ERAP1 Controls the Autoimmune Response against Melanocytes in Psoriasis by Generating the Melanocyte Autoantigen and Regulating Its Amount for HLA-C*06:02 Presentation
Akiko Arakawa, Emma Reeves, Sigrid Vollmer, Yukiyasu Arakawa, M. L. He, Adrian Galinski, Julia Stöhr, Klaus Dornmair, Edward James, Jörg C. Prinz
Abstract
Abstract Autoimmune diseases develop when autoantigens activate previously quiescent self-reactive lymphocytes. Gene–gene interaction between certain HLA class I risk alleles and variants of the endoplasmic reticulum aminopeptidase ERAP1 controls the risk for common immune-mediated diseases, including psoriasis, ankylosing spondylitis, and Behçet disease. The functional mechanisms underlying this statistical association are unknown. In psoriasis, HLA-C*06:02 mediates an autoimmune response against melanocytes by autoantigen presentation. Using various genetically modified cell lines together with an autoreactive psoriatic TCR in a TCR activation assay, we demonstrate in this study that in psoriasis, ERAP1 generates the causative melanocyte autoantigen through trimming N-terminal elongated peptide precursors to the appropriate length for presentation by HLA-C*06:02. An ERAP1 risk haplotype for psoriasis produced the autoantigen much more efficiently and increased HLA-C expression and stimulation of the psoriatic TCR by melanocytes significantly more than a protective haplotype. Compared with the overall HLA class I molecules, cell surface expression of HLA-C decreased significantly more upon ERAP1 knockout. The combined upregulation of ERAP1 and HLA-C on melanocytes in psoriasis lesions emphasizes the pathogenic relevance of their interaction in patients.

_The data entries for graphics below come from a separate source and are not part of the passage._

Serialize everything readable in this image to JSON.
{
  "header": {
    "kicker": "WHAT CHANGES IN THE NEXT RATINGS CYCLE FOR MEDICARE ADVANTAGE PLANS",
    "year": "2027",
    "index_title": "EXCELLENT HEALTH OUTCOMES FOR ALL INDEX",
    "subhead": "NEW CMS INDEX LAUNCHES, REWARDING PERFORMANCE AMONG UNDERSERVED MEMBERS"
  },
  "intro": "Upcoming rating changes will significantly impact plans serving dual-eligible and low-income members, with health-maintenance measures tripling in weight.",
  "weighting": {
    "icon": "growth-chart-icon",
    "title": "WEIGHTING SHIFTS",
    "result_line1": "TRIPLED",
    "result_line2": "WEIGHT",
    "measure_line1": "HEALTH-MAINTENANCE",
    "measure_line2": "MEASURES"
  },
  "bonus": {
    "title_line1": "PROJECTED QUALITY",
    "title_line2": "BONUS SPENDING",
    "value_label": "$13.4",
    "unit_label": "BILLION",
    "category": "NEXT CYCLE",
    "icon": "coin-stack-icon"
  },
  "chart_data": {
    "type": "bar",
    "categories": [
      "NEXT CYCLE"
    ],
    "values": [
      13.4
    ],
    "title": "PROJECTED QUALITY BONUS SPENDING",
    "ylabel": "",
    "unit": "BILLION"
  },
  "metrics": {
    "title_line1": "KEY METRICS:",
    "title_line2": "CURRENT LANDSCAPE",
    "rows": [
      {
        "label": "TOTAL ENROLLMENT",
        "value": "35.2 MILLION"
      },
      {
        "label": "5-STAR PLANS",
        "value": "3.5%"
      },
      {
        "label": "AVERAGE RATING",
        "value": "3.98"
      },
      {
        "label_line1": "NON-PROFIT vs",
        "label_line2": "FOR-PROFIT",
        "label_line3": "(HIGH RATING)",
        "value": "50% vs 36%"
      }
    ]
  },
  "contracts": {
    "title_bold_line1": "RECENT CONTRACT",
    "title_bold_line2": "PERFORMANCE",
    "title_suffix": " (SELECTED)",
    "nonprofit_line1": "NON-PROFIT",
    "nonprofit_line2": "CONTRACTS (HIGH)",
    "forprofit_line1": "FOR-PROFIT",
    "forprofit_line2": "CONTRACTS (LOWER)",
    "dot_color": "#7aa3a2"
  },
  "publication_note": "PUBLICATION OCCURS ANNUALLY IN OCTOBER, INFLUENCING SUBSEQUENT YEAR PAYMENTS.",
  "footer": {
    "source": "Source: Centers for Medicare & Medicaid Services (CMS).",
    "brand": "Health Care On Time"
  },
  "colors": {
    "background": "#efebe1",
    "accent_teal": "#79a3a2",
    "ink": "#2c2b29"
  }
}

We conclude that in psoriasis pathogenesis, the increased generation of an ERAP1-dependent autoantigen by an ERAP1 risk haplotype enhances the likelihood that autoantigen presentation by HLA-C*06:02 will exceed the threshold for activation of potentially autoreactive T cells, thereby triggering CD8+ T cell–mediated autoimmune disease. These data identify ERAP1 function as a central checkpoint and promising therapeutic target in psoriasis and possibly other HLA class I–associated diseases with a similar genetic predisposition.